Going by the GFC playbook, revenue can fall as much as 10% year-on-year in the quarter when the impact is the greatest. In FY09, this happened to be the March quarter, although reported numbers don’t reflect this because of the integration of an acquisition.

Year-on-year decline in revenue stayed at about 7-8% for the next two quarters during FY10. This time around, even if things bounce back by the December quarter, investors should look at a decline of about 5% in annual revenue in FY21.

But, by all means, the impact of covid-19 and the related lockdowns is far higher than the impact of GFC.

For TCS, this is evident even in its March quarter results, even though the lockdowns impacted service delivery and client demand only in the last two-three weeks of March. According to analysts at Emkay Global Financial Services Ltd, TCS’s revenue is down 1.2% sequentially in constant currency terms. The company didn’t report the figure this time around.

Analysts at Kotak Institutional Equities had estimated growth in revenue of about 0.6%, assuming that the impact on two-three weeks of work will amount to only a roughly 1% hit on revenue. The fact that the impact is much greater, and so soon into the crisis is clearly a worry.

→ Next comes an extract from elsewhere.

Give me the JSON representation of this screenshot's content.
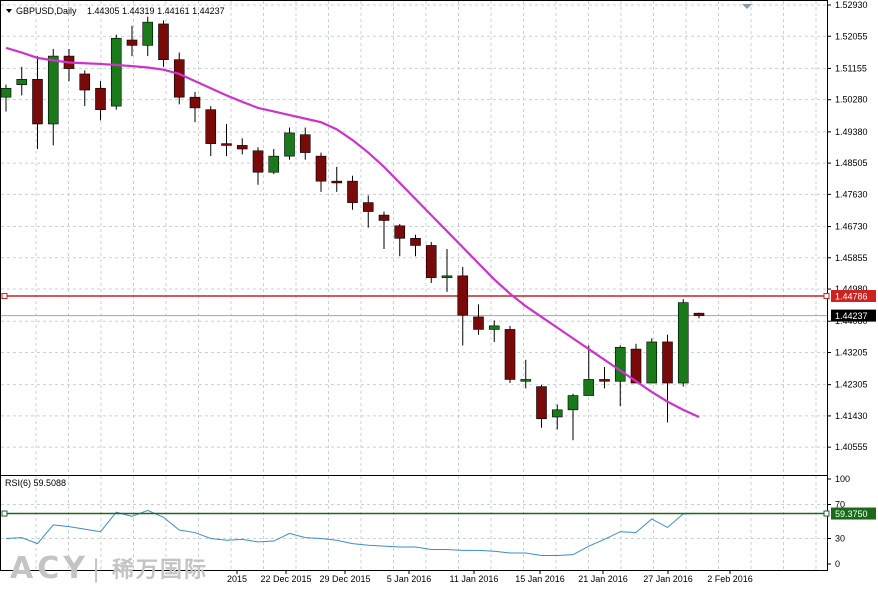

TCS did well to maintain operating margin at above 25%, although this is silver lining, given the large expected drop in revenue.

The good news for TCS investors is that the company is well positioned in terms of its cash balance and its transition to a new service delivery model. But while all that is good, a large expected drop in revenue will unsettle investors, and the impact is likely to be seen when stock markets resume on Friday.